The technology giant, which has been signing up consumers spooked by the virus, said Wednesday it now expects revenue to climb 25% this quarter while payments volume surges 30%. It sees full-year revenue climbing 22%.
“This is our time,” Chief Executive Officer Dan Schulman told analysts on a conference call. “We intend to seize the moment.”
Lockdowns to prevent viral infections, and the ensuing shift to online commerce, spurred people to learn how to make digital payments. That helped boost the number of net new active accounts to 21.3 million. The company said it now expects to add 70 million active accounts in the latter half of the year.
“The big competition for e-commerce was cash, and there was inertia around moving to online and people not being familiar with it,” Schulman said in an interview. “Now that they’ve experienced it -- and people don’t want to handle cash anymore -- there’s been an explosion of digital payments.”
Total payment volume jumped 30% to $222 billion in the second quarter, topping the $208 billion average of analyst estimates and helping the company notch record revenue.
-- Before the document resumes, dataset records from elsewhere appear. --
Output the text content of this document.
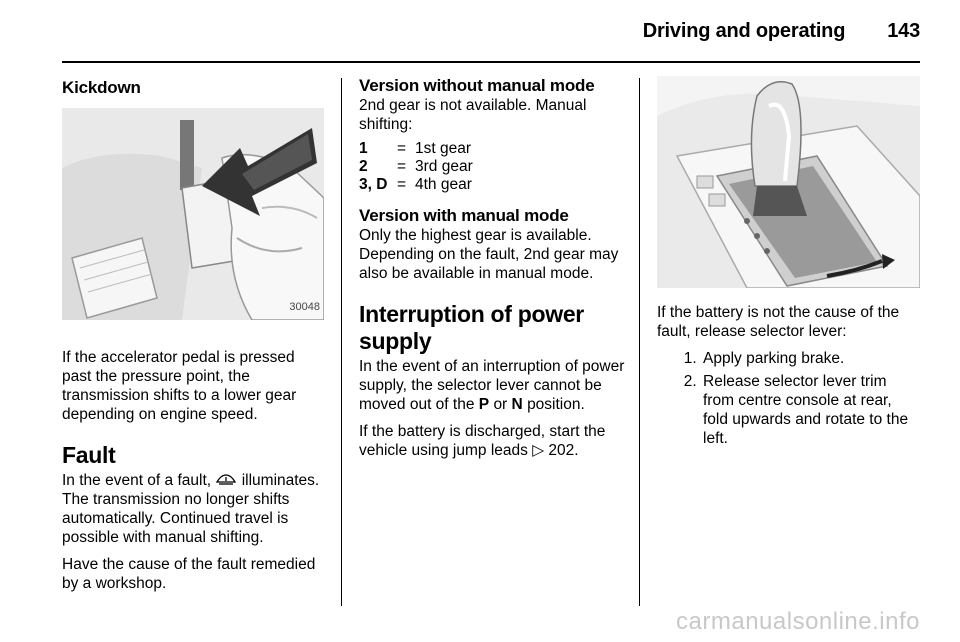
Driving and operating 143
Kickdown
30048

If the accelerator pedal is pressed past the pressure point, the transmission shifts to a lower gear depending on engine speed.

Fault

In the event of a fault, illuminates. The transmission no longer shifts automatically. Continued travel is possible with manual shifting.

Have the cause of the fault remedied by a workshop.

Version without manual mode

2nd gear is not available. Manual shifting:

1	=	1st gear
2	=	3rd gear
3, D	=	4th gear
Version with manual mode

Only the highest gear is available. Depending on the fault, 2nd gear may also be available in manual mode.

Interruption of power supply

In the event of an interruption of power supply, the selector lever cannot be moved out of the P or N position.

If the battery is discharged, start the vehicle using jump leads ▷ 202.

If the battery is not the cause of the fault, release selector lever:

1. Apply parking brake.
2. Release selector lever trim from centre console at rear, fold upwards and rotate to the left.
carmanualsonline.info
Throughout the quarter, the company consistently saw the type of spending it usually only sees in the five days between Thanksgiving and Cyber Monday, Schulman said.
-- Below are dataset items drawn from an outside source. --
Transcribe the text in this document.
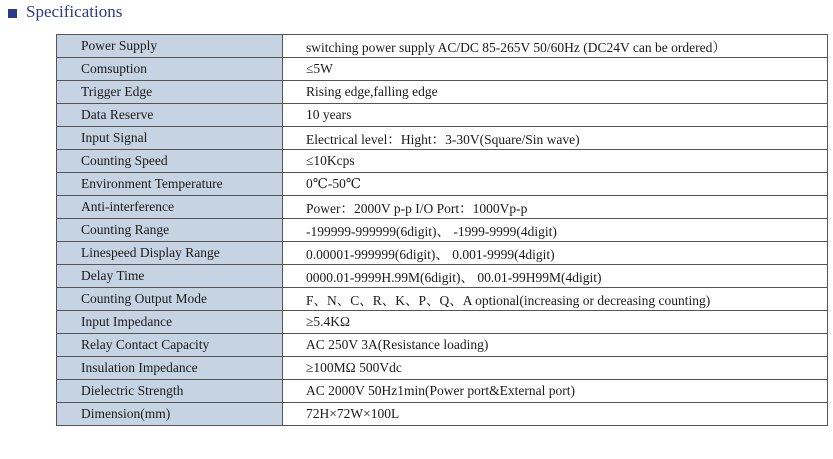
Specifications
Power Supply	switching power supply AC/DC 85-265V 50/60Hz (DC24V can be ordered）
Comsuption	≤5W
Trigger Edge	Rising edge,falling edge
Data Reserve	10 years
Input Signal	Electrical level：Hight：3-30V(Square/Sin wave)
Counting Speed	≤10Kcps
Environment Temperature	0℃-50℃
Anti-interference	Power：2000V p-p I/O Port：1000Vp-p
Counting Range	-199999-999999(6digit)、 -1999-9999(4digit)
Linespeed Display Range	0.00001-999999(6digit)、 0.001-9999(4digit)
Delay Time	0000.01-9999H.99M(6digit)、 00.01-99H99M(4digit)
Counting Output Mode	F、N、C、R、K、P、Q、A optional(increasing or decreasing counting)
Input Impedance	≥5.4KΩ
Relay Contact Capacity	AC 250V 3A(Resistance loading)
Insulation Impedance	≥100MΩ 500Vdc
Dielectric Strength	AC 2000V 50Hz1min(Power port&External port)
Dimension(mm)	72H×72W×100L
PayPal shares rose more than 5% at 6:44 p.m. in extended New York trading after hitting a record high earlier in the day. The stock has climbed 71% this year, compared with the 17% advance of the S&P 500 Information Technology Index.
Payments volume on Venmo -- the firm’s digital wallet that became popular among millennials for splitting restaurant bills or the cost of vacation rentals -- jumped 52% to $37 billion. With the pandemic stifling social interactions, users turned to the wallet to pay for online fitness classes or other forms of digital entertainment, executives said Wednesday.
The firm added about three times as many merchants to its platform than during a typical second quarter, which gave it confidence that consumers’ widespread adoption of e-commerce is more permanent than originally thought.
“What at first felt like a potentially short-lived phenomenon resulting from initial panic and pantry packing and even stimulus checks has become a much more durable and profound behavioral shift,” Chief Financial Officer John Rainey said during the conference call.